Life for 120,000 Displaced People in Mauritania's Massive Mbera Camp on the Malians Frontier.

Many days a week, Mohamed ‘Momo’ Ag Malha treks at least 7 miles (11km) around the vast Mbera refugee camp in south-eastern Mauritania that has been his home since 2012. The exercise keeps the 84-year-old camp elder mentally and physically fit, and allows him to monitor the welfare of other inhabitants.

His first stay in Mauritania happened in 1991, when he escaped Mali as Tuareg separatists clashed with the army in his home Timbuktu province.

After four years as a refugee, he came back and worked for a year as a social worker before transitioning to a teacher. Then in 2012, the Tuareg unrest once again pushed him across the border.

The former mathematics and physics teacher says he feels particularly sorry for the younger residents of Mbera, which is situated approximately 30 miles from the Malian border.

“Some of the kids who were born here in Mbera have not once visited Mali,” he says. “They do not know their homeland [and] that is difficult because a refugee always has dual loyalties: one here, where he lives, and another over there, in his homeland, which he dreams of returning to one day.”

Initially conceived as a few thousand shelters, Mbera now accommodates around 120,000 refugees, according to the United Nations High Commissioner for Refugees. In addition, it is estimated that at least 154,000 refugees dwell in nearby villages across the Hodh Ech Chargui region. More than half are under 18.

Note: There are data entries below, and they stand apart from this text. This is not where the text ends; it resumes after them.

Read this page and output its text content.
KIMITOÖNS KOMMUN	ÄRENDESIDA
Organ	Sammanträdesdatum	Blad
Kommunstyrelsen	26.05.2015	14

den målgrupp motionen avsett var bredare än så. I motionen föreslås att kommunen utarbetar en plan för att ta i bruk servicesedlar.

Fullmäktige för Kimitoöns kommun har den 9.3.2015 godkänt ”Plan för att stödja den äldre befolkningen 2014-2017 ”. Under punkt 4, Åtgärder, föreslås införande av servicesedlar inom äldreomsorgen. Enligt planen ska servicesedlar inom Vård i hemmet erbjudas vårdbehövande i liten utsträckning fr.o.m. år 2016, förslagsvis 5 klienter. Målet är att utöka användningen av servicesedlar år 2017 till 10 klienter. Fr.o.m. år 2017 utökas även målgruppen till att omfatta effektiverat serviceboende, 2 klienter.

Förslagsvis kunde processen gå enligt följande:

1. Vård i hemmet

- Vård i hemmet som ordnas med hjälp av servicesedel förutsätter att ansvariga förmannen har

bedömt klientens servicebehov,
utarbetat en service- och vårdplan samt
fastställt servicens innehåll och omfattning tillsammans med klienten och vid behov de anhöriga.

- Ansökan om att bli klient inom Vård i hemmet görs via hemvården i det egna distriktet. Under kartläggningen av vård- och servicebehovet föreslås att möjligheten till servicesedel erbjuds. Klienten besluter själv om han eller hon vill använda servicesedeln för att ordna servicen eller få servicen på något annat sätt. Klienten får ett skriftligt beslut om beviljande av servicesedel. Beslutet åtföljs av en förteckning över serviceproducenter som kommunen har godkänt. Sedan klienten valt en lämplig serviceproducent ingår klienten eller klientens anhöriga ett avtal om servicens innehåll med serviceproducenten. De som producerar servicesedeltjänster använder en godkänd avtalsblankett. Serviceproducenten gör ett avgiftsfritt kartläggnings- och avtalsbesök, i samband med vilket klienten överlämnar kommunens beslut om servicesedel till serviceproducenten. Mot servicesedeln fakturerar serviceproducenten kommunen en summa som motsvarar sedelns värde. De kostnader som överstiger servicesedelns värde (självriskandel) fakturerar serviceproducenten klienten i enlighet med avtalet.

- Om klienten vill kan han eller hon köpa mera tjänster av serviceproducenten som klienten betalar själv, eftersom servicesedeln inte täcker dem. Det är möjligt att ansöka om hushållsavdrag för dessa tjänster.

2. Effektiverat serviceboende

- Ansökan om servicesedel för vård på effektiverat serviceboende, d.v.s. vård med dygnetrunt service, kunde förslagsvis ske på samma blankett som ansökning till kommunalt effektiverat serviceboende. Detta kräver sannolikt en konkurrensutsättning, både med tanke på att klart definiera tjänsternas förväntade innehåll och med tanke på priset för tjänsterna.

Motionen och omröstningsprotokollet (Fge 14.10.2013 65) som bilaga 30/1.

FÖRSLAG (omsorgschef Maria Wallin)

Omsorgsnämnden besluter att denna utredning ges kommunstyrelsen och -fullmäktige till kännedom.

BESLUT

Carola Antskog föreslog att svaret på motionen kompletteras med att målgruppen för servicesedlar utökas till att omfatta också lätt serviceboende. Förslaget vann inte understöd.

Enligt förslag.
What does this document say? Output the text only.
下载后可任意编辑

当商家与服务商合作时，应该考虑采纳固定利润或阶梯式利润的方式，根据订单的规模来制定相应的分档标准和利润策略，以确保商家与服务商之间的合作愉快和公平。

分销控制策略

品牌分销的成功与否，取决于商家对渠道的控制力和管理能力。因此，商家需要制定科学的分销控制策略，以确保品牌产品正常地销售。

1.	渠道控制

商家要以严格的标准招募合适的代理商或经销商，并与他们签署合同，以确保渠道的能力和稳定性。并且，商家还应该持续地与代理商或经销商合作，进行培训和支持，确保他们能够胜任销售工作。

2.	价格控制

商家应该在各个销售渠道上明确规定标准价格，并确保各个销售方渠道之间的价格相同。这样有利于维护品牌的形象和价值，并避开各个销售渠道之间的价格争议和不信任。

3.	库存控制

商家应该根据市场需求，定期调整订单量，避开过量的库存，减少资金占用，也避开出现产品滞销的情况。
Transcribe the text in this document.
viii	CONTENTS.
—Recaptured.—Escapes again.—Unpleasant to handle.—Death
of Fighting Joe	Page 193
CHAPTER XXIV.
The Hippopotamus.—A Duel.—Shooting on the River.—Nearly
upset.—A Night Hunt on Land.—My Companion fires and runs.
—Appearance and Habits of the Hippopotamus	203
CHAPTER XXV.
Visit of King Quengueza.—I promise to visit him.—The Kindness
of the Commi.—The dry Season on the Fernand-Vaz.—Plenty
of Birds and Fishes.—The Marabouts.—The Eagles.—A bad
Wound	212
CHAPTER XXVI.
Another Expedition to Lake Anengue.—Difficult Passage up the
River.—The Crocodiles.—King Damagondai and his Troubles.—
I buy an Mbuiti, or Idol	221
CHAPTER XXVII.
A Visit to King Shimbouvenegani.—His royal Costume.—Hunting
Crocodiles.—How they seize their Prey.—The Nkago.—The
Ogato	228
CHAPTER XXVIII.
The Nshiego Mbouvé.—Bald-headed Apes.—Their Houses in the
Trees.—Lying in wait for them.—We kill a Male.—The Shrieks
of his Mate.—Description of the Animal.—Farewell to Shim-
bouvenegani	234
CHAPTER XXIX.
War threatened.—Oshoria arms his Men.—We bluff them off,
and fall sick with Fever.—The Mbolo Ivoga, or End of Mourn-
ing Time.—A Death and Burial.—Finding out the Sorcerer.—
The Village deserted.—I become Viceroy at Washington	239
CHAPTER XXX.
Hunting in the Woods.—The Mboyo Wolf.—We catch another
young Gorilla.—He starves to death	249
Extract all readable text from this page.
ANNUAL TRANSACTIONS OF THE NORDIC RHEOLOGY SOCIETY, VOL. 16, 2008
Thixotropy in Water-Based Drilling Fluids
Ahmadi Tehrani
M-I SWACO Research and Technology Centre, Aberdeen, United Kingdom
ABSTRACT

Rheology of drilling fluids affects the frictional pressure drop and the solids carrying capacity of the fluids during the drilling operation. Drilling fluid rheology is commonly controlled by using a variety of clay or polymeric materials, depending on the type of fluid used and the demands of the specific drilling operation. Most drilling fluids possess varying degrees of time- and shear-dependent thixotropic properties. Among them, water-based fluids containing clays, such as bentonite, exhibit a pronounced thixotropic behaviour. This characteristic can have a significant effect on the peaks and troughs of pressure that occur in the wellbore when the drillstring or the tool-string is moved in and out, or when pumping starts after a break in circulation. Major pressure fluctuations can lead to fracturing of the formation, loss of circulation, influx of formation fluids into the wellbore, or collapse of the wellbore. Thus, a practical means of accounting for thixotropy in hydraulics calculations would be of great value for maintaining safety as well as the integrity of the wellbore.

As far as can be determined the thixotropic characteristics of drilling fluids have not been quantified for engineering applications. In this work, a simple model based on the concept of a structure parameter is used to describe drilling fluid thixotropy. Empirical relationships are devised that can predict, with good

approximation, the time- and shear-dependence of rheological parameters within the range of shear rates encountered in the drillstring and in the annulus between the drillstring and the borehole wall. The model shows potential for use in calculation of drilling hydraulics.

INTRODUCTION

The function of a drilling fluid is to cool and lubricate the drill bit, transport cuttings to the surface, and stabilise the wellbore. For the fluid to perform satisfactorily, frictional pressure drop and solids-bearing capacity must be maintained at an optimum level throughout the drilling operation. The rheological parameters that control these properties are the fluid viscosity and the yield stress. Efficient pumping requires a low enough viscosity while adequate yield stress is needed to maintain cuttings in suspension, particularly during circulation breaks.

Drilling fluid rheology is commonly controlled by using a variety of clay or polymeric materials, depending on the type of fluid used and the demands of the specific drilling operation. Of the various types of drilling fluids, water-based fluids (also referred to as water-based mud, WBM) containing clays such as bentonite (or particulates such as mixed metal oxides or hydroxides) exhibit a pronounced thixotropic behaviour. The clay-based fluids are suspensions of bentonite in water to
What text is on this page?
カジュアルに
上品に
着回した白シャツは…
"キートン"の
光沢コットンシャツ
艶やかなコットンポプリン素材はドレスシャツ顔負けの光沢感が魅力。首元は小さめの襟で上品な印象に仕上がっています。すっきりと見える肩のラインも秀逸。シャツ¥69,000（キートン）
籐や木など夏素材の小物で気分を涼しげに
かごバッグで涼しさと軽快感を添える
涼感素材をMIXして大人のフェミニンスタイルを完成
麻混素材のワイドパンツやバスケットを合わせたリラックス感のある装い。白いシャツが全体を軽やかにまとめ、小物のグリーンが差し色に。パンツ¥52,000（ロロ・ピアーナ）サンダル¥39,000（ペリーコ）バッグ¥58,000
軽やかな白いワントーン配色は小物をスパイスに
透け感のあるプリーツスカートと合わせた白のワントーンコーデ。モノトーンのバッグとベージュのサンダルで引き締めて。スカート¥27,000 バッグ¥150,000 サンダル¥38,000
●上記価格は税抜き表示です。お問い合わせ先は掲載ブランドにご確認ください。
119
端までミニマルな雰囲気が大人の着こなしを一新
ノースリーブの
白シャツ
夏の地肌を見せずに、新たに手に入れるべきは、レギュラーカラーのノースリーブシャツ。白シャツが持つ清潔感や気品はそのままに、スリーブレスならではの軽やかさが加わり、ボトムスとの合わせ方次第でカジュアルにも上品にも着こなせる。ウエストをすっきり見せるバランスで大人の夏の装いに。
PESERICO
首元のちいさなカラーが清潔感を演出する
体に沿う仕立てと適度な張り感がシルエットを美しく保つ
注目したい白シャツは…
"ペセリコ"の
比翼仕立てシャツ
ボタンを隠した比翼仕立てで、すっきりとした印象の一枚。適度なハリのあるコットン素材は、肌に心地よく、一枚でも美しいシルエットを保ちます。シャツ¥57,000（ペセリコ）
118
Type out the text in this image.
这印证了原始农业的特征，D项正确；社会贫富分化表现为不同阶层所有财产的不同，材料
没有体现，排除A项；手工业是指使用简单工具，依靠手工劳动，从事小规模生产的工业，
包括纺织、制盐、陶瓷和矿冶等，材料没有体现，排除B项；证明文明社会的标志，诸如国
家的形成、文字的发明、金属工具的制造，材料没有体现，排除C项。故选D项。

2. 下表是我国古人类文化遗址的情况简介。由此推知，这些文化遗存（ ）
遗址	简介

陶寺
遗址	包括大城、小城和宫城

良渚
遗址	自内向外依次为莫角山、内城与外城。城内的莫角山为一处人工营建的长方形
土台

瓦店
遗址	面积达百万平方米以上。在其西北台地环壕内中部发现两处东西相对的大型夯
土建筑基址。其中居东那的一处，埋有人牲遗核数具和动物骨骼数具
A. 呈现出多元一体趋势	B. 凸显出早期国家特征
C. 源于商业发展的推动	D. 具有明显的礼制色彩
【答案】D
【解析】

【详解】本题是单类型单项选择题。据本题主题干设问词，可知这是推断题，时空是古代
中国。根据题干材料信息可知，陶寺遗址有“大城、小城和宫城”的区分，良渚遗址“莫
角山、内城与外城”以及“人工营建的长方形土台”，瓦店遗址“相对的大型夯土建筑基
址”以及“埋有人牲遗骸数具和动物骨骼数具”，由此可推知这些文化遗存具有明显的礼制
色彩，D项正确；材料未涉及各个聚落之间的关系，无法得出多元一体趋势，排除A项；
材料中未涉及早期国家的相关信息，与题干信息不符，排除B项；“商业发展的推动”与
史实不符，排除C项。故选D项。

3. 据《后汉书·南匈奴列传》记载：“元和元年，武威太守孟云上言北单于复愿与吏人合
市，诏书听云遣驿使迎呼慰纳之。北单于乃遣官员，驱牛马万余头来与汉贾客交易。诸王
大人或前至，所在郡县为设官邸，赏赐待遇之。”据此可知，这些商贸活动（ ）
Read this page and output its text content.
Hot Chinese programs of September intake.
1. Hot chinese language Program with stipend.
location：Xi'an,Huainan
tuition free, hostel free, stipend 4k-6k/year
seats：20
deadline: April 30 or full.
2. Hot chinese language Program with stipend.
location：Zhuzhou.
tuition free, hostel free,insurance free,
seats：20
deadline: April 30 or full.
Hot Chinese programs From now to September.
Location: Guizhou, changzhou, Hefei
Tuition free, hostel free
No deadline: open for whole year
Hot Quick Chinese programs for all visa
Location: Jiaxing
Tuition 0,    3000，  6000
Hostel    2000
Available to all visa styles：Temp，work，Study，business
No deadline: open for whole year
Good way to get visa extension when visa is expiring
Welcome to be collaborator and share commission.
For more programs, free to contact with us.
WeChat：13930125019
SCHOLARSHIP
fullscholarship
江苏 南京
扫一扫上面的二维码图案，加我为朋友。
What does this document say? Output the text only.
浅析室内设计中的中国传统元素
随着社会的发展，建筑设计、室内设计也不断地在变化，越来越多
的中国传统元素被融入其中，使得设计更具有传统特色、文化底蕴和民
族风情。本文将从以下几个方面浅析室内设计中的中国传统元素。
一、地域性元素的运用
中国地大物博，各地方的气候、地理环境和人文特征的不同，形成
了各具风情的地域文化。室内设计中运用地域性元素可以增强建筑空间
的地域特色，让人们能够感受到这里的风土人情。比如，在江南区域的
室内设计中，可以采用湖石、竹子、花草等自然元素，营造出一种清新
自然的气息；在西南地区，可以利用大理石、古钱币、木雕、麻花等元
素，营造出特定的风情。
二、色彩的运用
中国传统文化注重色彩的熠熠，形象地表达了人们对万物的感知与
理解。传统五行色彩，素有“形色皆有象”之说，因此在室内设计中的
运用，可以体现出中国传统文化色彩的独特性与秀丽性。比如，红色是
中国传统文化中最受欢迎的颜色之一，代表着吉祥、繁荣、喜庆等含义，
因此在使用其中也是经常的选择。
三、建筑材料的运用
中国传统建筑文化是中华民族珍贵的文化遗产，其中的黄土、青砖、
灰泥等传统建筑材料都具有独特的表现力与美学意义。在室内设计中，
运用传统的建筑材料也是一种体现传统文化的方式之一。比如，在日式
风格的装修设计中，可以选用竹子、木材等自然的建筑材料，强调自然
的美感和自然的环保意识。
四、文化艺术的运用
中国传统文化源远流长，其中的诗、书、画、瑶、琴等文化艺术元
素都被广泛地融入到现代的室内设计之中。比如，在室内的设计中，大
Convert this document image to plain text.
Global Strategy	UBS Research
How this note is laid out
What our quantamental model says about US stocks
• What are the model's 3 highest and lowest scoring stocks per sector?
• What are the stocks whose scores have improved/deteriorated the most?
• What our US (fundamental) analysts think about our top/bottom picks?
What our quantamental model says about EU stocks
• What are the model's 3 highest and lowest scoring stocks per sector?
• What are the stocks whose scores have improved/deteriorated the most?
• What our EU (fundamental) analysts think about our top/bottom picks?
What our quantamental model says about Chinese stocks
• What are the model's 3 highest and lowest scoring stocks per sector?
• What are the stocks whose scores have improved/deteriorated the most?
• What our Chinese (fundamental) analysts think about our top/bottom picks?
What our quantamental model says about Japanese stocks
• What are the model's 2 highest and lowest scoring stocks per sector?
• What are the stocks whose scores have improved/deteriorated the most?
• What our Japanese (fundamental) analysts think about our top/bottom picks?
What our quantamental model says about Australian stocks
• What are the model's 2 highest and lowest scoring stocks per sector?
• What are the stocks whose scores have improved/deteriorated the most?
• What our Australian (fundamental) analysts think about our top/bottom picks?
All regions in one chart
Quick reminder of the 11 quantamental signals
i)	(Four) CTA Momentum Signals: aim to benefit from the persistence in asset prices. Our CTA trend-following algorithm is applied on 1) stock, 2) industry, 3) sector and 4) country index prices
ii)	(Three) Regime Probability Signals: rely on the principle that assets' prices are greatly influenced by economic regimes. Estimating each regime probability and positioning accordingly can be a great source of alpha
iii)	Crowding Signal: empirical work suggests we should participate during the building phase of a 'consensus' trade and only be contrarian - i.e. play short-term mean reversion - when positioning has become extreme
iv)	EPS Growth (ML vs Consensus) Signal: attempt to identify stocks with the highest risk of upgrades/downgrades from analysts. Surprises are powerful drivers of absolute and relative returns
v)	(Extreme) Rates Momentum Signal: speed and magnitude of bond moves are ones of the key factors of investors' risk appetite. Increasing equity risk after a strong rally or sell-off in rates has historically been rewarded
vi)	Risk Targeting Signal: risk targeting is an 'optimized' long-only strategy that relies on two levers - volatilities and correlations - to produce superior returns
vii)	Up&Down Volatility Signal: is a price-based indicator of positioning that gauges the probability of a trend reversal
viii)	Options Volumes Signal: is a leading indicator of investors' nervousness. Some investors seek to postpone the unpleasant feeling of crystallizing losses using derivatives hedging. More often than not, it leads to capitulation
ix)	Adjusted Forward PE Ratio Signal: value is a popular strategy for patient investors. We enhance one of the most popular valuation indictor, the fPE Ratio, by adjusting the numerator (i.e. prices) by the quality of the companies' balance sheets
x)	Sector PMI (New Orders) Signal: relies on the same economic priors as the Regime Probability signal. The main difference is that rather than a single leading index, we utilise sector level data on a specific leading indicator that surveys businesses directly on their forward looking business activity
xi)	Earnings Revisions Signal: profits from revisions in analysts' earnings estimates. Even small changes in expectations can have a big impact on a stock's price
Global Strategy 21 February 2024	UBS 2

Government representatives say the area is the number three human settlement in Mauritania after Nouakchott and Nouadhibou, the administrative and commercial capitals.

Each month, thousands more refugees arrive across the border, running from a jihadist insurgency that took over the Tuareg rebellion and has since left extensive areas of the country lawless. Aid workers – especially at the UN World Food Programme (WFP) and Unicef office in the town of Bassikounou, which supports the camp and nearby settlements – cannot stop worrying. They have faced shrinking resources as foreign donors – most notably the now defunct USAID – have sharply reduced funding this year.

“We’ve gone from [being able to] support almost 90,000 people with both nutritional aid or money every month to about 53,000 … and had to halt vital nutrition programmes for hungry children and mothers due to budget reductions,” says Aliou Diongue, country director for WFP.

The camp has many of the characteristics of a established settlement, including its own financial institution, eight schools, a market with more than 500 stores, and volleyball and football initiatives. Members of a parent-teacher association use megaphones to get more children registered in school. New entrants are registered by aid workers and state agents using digital identification.

Nearby, gendarmerie patrols protect the camp from the danger of fighters just a few miles from the border.

Some residents have adopted new roles with gusto: volunteers in the SOS Desert organisation grow crops for sale and operate an blaze control team putting out bushfires; members of a women’s resource network look after those wounded by jihadist attacks and mothers-to-be while also spreading awareness about teaching girls.

But the camp’s demands are obvious.

“We have the will, we have the women, but not enough financial support or supplies,” a leading member of the network says. “Sometimes we recycle what little we have, but it is not enough for the demands of the camp.”

In the schools, the children are given one meal daily by WFP. At one school with 100 children per class, six or seven of them gather by a big tray to eat the same meal every school day – rice that is mostly unseasoned, save for a few legumes.

“We’re still offering school meals, basic food distributions, and monetary aid in the Mbera camp, but it’s not enough,” says Diongue. “We’re prioritizing the most vulnerable while working continuously to secure new funding through the diversification of our support network.”

The meals are powered by recent gifts including several thousand tonnes of rice supplied by the South Korean government – the only products in a most of the warehouses. A few donors are also helping launch self-sufficiency programmes to help refugees cultivate and raise animals so they can earn an income and improve their livelihood.

Though Malha supervises everything conscientiously, helping the aid workers’ cater to the most disadvantaged households, his heart yearns to return to Mali.

“When you leave your country, you sacrifice everything – your work, your home, your family sometimes,” he says. “Here, you are entirely reliant on humanitarian aid. Sometimes that aid is sufficient, sometimes it is not. And when it is not, you endure hardship.
“We are grateful to the Mauritanian authorities and the humanitarian organisations for what they have done for us but it is not the same as being in your own country, working with your own hands and living with dignity.”
Jeffery Sims
Jeffery Sims

A tech strategist with over a decade in digital innovation, specializing in AI integration and sustainable tech solutions.